The music on Nuit Blanche by the Tarkovsky Quartet, Gary says, ‘is a heady blend of classical, jazz, cabaret and more, and it’s all very cinematic.’ That’s fitting, he adds, because the quartet is named for Russian filmmaker Andrei Tarkovsky.

Robert has some comments on another group whose music is a blend of — well, let him describe it: ‘The German pop scene has got to be the one to watch. I’ve run across albums from Nubian drummers and medieval electro-pop duos who are big in the Berlin club scene, and now I’m listening to Corvus Corax, a group of street minstrels originally from East Germany who do a heady mix of medieval and contemporary world-beat/rock music.”

In keeping with our sort-of theme, Robert comments on another volume in the monumental series Gamelan of Central Java. This is Volume XIV: Ritual Sounds of Sekaten: ‘Ritual Sounds of Sekaten is a pendant to Volume II in the series Gamelan of Central Java, presenting three more examples of the music played for the Islamic religious festival of Sekaten in Java. The first two tracks are the same piece filtered through the performance traditions of Yogyakarta and Surakarta, the two main centers of classical Javanese music.’


Word comes from our friends at Hearth PR that The Transatlantic Sessions tour will be part of the 30th anniversary MerleFest in April. If you don’t know what The Transatlantic Sessions or MerleFest are, Gary has more about it here.

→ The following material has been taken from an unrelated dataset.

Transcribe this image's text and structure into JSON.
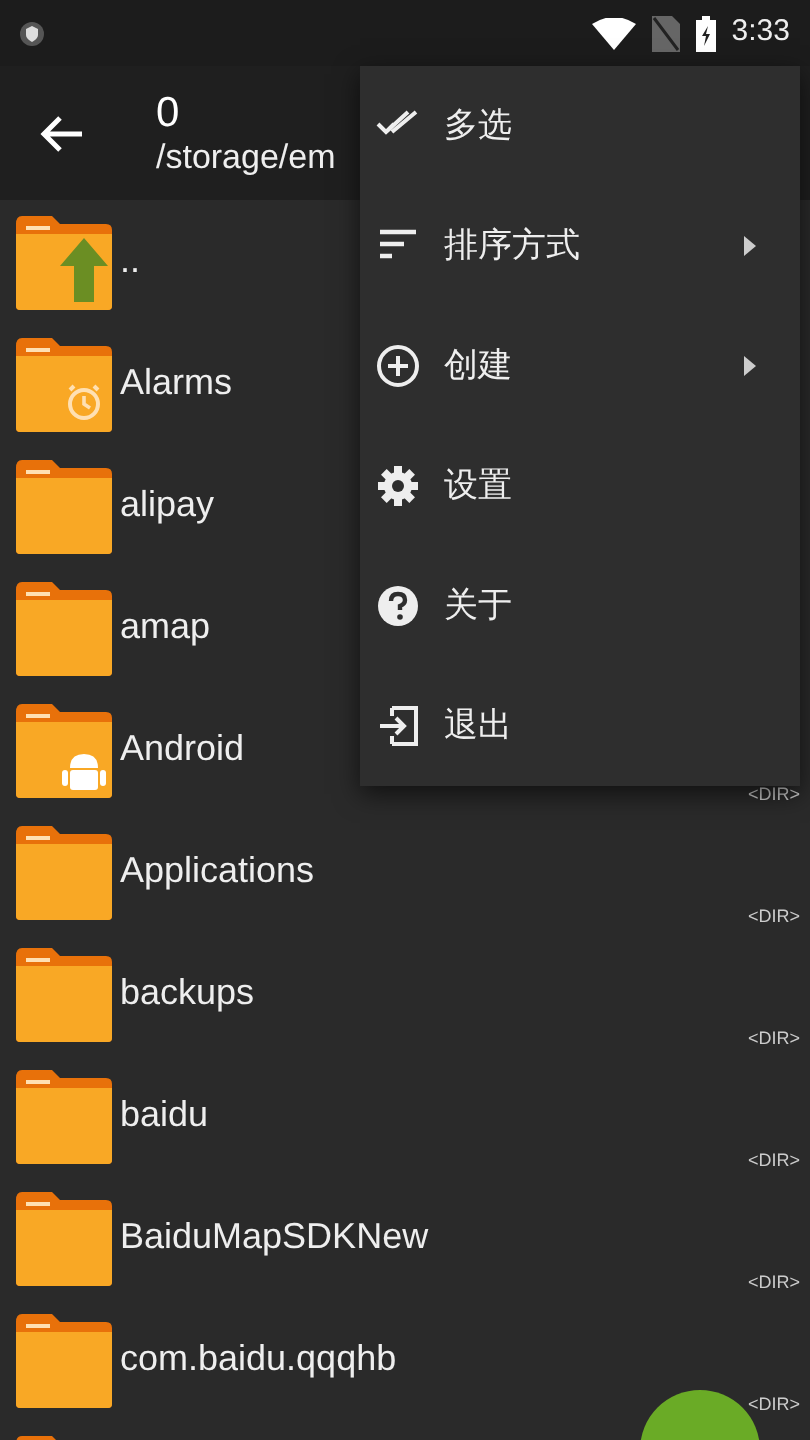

Our coda today is from a young musician I ran across recently who’s really quite fascinating. Someone said his voice sounds like a pint of whiskey ate a pack of Marlboros. And he looks like he might be all of seventeen. This is from the soundtrack of the film Hell or High Water; the song itself is titled Sleeping on the Blacktop; and the artist is Colter Wall. You can watch him perform it here.

About Diverse Voices

Diverse Voices is our catch-all for writers and other staffers who did but a few reviews or other writings for us. They are credited at the beginning of the actual writing if we know who they are which we don’t always.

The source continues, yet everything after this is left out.